Malaria during pregnancy is quite risky for you and your baby’s wellbeing. This is why it is essential to know the signs, treatment and prevention of malaria while you’re pregnant.

The complications for you include: anemia, low immunity, hypoglycemia and renal dysfunction. In your baby, the complications are: low birth weight of your child, transfer of infection, early labour and miscarriage. Definitely, you don’t want all these to happen to you or your child.

Skeptical about your health? Here are 10 signs that you might have malaria when you’re pregnant:

  1. Headache
  2. Vomiting or Nausea
  3. Cough
  4. Jaundice
  5. Diarrhea
  6. High fever
  7. Sweating or chills
  8. Pale look
  9. Muscle pain
  10. Spleen enlargement


1. For mild malaria

If you’re in the first three months of your pregnancy, World Health Organization (WHO) recommends clindamycin and quinine combination.

When you’re in your forth to ninth month, the safest treatment for you is the artemisinin combination therapy (ACT). You can combine it with Artemether Lumefantrine or Sulfadoxine Pyrimethamine.

However, consult a pharmacist for these medications, especially those for pregnant women.

Morning Sickness Remedies

For complicated malaria

Intravenous artesunate or quinine is the best for complicated malaria, so don’t use any tablet. Instead, see a doctor for this. If you’re in your third trimester, it’s best for you to take Artesunate.

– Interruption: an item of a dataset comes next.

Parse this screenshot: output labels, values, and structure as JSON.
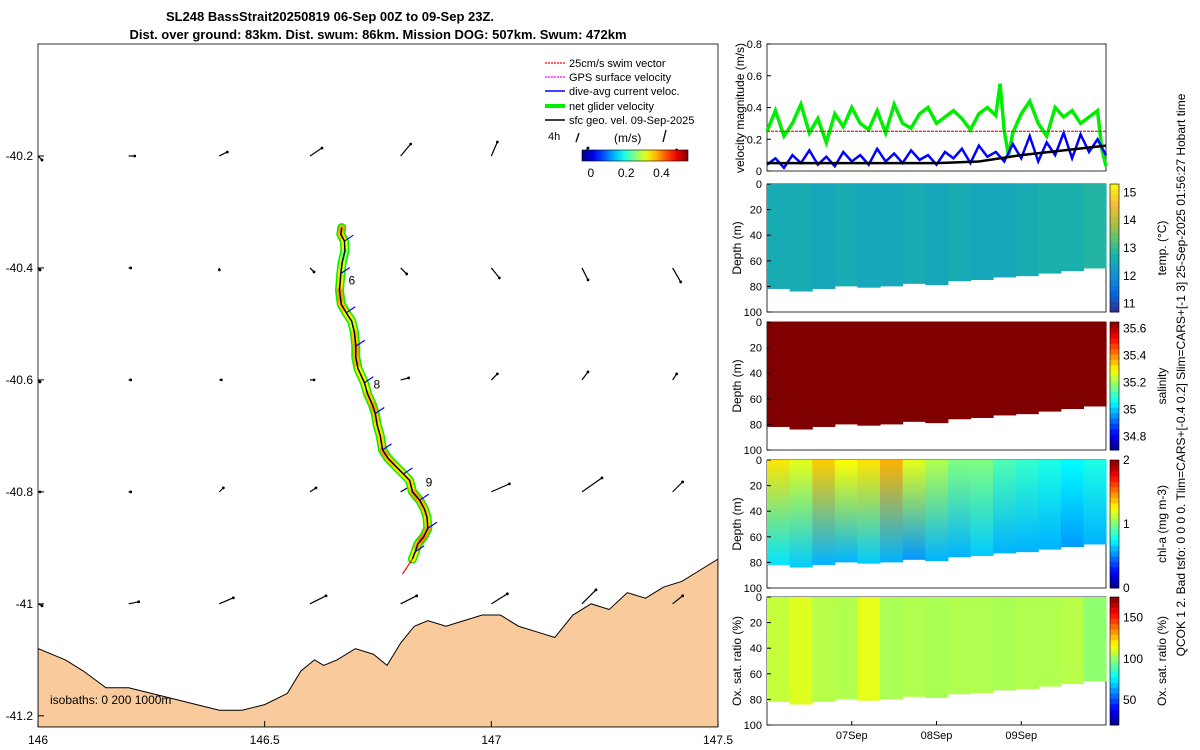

Drugs you can take (and prescribed by your Doctor) include: Melfoquine and Paracetamol.


Take these preventive measures very seriously so that you can be totally free from mosquito bites and malaria during pregnancy:

1. Use treated nets on your bed

When you use treated ‘mosquito nets’ to sleep, you are safe from mosquito bites.

2. Wear light-coloured clothes

Mosquitoes are attracted to darker colours, and it’s better for you to wear light coloured clothes so that they can stay away from the light, searching for darkness.

3. Stay away from heat

Ensure that wherever you stay is cool because mosquitoes can’t survive in cold places. They prefer heat and moisty areas, which gives them more chances to perch on the human skin.